Were insolvent banks simply closed and merged, the system would have automatically stabilized. The US, and, for that matter, the globe, was over-banked. The reason such financial junk as mortgage-backed CDOs were pumped out is that profit margins on conventional financial instruments were so thin, due too excess capacity and competition. Fewer, more solvent remaining financial institutions would have been a better result, with any legitimate needs for financial services being filled by the remaining institutions, both publicly- and privately-held.

The only thing that would have truly vanished was excessive leverage. Instead, the Fed replaced that with publicly-supplied leverage, and we are suffering the consequence of that now- a suspect economic "recovery."

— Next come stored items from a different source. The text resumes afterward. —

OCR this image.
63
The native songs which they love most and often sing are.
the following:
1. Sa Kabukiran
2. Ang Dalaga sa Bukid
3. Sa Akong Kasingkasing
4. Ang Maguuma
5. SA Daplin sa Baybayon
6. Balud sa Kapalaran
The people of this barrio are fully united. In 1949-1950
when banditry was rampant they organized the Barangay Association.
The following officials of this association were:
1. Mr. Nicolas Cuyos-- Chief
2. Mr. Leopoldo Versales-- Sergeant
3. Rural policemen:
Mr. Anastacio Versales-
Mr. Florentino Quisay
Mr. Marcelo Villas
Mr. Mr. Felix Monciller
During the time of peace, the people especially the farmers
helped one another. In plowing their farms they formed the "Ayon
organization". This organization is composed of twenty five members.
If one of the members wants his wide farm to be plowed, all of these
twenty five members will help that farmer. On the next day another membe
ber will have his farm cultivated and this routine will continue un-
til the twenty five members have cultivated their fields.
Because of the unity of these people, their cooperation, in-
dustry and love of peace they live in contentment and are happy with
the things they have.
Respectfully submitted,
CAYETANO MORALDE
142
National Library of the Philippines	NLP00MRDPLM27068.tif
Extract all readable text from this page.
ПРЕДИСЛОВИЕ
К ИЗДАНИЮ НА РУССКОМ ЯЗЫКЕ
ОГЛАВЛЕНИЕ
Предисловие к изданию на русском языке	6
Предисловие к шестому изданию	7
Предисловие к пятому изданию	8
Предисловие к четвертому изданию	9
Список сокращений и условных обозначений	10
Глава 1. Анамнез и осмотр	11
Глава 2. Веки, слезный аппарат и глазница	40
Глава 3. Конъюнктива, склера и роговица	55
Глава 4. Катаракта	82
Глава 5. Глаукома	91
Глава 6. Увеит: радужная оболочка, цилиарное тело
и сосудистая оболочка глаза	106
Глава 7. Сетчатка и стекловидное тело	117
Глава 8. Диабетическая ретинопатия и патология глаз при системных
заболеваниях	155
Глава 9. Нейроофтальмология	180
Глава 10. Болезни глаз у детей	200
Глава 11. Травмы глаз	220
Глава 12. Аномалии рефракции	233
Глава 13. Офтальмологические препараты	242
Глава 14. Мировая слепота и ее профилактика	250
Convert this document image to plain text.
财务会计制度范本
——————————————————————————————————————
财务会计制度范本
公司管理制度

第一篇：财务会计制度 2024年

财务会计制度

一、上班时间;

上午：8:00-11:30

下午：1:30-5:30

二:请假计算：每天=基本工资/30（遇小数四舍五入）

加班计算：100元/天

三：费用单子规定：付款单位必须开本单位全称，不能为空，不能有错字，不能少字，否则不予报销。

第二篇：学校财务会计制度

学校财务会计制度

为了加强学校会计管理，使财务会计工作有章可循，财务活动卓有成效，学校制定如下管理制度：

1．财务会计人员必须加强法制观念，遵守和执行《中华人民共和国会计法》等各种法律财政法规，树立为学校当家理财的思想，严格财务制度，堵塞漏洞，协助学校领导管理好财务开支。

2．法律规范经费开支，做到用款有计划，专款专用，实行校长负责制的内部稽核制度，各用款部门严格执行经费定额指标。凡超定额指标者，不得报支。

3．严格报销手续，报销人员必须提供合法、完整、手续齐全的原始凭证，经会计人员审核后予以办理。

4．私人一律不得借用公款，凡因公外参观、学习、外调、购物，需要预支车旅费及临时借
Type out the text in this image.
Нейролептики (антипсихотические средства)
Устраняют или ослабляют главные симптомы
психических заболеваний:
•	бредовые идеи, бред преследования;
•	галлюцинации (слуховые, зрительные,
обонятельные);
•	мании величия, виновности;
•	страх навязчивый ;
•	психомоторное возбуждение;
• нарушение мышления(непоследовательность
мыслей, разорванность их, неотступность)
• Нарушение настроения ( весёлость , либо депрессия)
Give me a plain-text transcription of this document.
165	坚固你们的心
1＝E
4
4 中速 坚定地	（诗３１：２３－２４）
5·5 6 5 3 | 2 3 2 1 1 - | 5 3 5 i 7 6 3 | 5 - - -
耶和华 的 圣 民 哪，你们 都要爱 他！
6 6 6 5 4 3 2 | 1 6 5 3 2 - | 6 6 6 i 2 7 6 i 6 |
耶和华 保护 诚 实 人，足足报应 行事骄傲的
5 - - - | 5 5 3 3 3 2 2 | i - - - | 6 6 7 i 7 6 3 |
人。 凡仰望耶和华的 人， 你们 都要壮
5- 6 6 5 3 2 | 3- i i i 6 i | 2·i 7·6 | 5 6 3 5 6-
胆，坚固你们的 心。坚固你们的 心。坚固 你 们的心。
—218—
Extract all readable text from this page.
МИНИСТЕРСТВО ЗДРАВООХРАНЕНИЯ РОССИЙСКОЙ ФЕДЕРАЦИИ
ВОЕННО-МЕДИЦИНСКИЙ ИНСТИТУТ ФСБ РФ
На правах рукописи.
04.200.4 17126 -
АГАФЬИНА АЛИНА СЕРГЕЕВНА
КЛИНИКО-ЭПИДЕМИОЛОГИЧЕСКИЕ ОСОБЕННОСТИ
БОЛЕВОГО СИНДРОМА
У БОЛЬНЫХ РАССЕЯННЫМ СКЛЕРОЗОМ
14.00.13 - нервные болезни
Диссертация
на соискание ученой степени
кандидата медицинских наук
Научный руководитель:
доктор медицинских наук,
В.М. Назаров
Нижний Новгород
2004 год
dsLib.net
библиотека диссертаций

Mr. Zuckerman then, in my opinion, reasons incorrectly, opining that an undermined Fed would lead to higher interest rates. That's the reverse of what most believe, i.e., that a Congressionally-compromised Fed would be forced to hold rates too low in perpetuity.

But we already have that, as David Rosenberg recently noted. Bernanke, in his quest for renomination, opened the monetary floodgates, and we have zero interest rates and an unprecedented rise in the monetary base as a consequence.

How much worse could it get under another regime?

In sum, I believe Mr. Zuckerman, whose editorials I generally find well-reasoned and sensible, only got this partially right. He is correct to call for risk-based pricing of any sort of government-provided insurance to financial institutions, particularly large ones. But his estimation of the value of financial utilities, and the correctness of the Fed's actions last year, are, I believe, widely off the mark.